Trustworthy ability estimation under contamination
Produce scalar ability scores for language models that remain stable even when benchmark data is contaminated. Training data includes mixtures of genuine responses and artificially inflated results. Your scoring method must detect and account for contamination to recover trustworthy rankings of model capabilities.
Given evaluation data that contains a mixture of genuine responses and artificially inflated results (from benchmark contamination), produce a single scalar ability score for each model. These scores should reflect true model capabilities and be robust to the contamination present in the data.
Benchmark contamination occurs when a model has been exposed to test data during training, leading to artificially inflated performance on those specific items. The training data for this track explicitly includes such contaminated responses. Your method must identify which responses are likely genuine and which are inflated, producing scores that would match the models' true abilities on clean data.
Rank correlation between predicted scores and ground-truth ability ordering.
Rank correlation coefficient for evaluating score rankings.
Reliability of scores across different subsets of evaluation items.
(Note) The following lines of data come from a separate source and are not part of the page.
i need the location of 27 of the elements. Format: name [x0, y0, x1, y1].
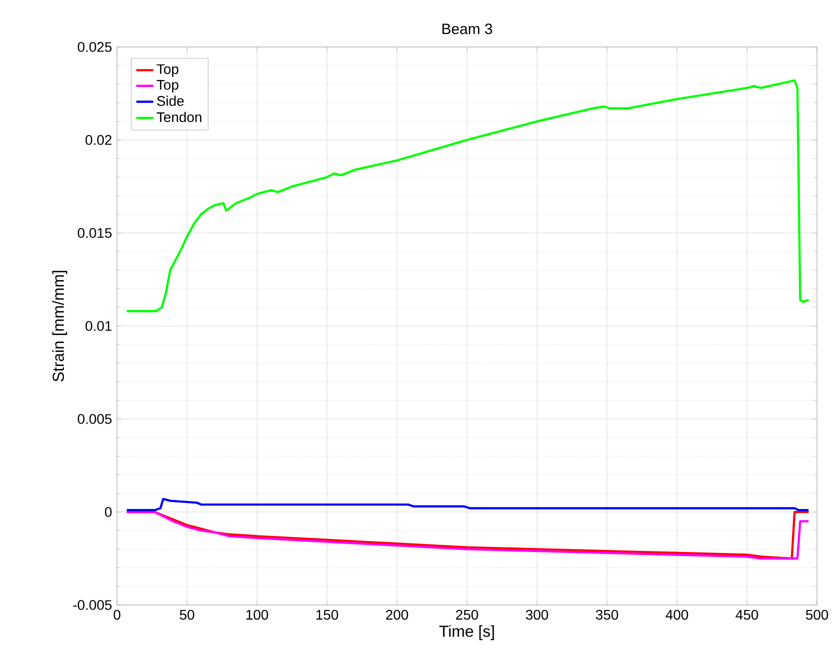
- x-axis-title: Time [s]: [439, 625, 494, 640]
- x-tick-label: 0: [114, 610, 120, 620]
- legend-label: Tendon: [156, 112, 202, 122]
- legend-label: Top: [156, 80, 178, 92]
- y-tick-label: 0.02: [86, 135, 112, 145]
- x-tick-label: 150: [316, 610, 338, 620]
- x-tick-label: 450: [736, 610, 758, 620]
- y-axis-title: Strain [mm/mm]: [52, 270, 68, 382]
- y-tick-label: 0.025: [78, 42, 112, 52]
- x-tick-label: 200: [386, 610, 408, 620]
- x-tick-label: 300: [526, 610, 548, 620]
- y-tick-label: 0.015: [78, 228, 112, 238]
- y-tick-label: 0.01: [86, 321, 112, 331]
- line-series: [126, 498, 810, 512]
- x-tick-label: 350: [596, 610, 618, 620]
- x-tick-label: 50: [180, 610, 194, 620]
- x-tick-label: 500: [806, 610, 828, 620]
- legend-label: Side: [157, 96, 184, 106]
- x-tick-label: 250: [456, 610, 478, 620]
- line-series: [126, 79, 810, 312]
- y-tick-label: 0.005: [78, 414, 112, 424]
- legend-label: Top: [156, 64, 178, 77]
- x-tick-label: 100: [246, 610, 268, 620]
- y-tick-label: 0: [104, 507, 112, 517]
- chart-title: Beam 3: [442, 24, 492, 34]
- y-tick-label: -0.005: [73, 600, 112, 610]
- x-tick-label: 400: [666, 610, 688, 620]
Multiple strategies exist for handling contaminated evaluation data. Here are some starting points.
Model each response as coming from either a genuine or contaminated distribution. Use EM or variational inference to identify and down-weight contaminated responses.
Leverage release dates and benchmark publication timelines. Models released after a benchmark was published are more likely to have contaminated results on that benchmark.
Identify items where specific models perform suspiciously well compared to expectations from their overall ability profile. Flag and adjust for these anomalies.
Extend classical IRT models to explicitly model contamination as a latent variable, jointly estimating ability, item parameters, and contamination indicators.
Submit a CSV file containing a scalar ability score for each model in the evaluation set.
model_id,ability_score
model_001,2.453
model_002,1.872
model_003,3.105
model_004,0.614
...
Note: Scores can be on any scale. Only the ranking matters for the primary metric (Kendall's tau). However, well-calibrated scores on a meaningful scale may receive additional recognition.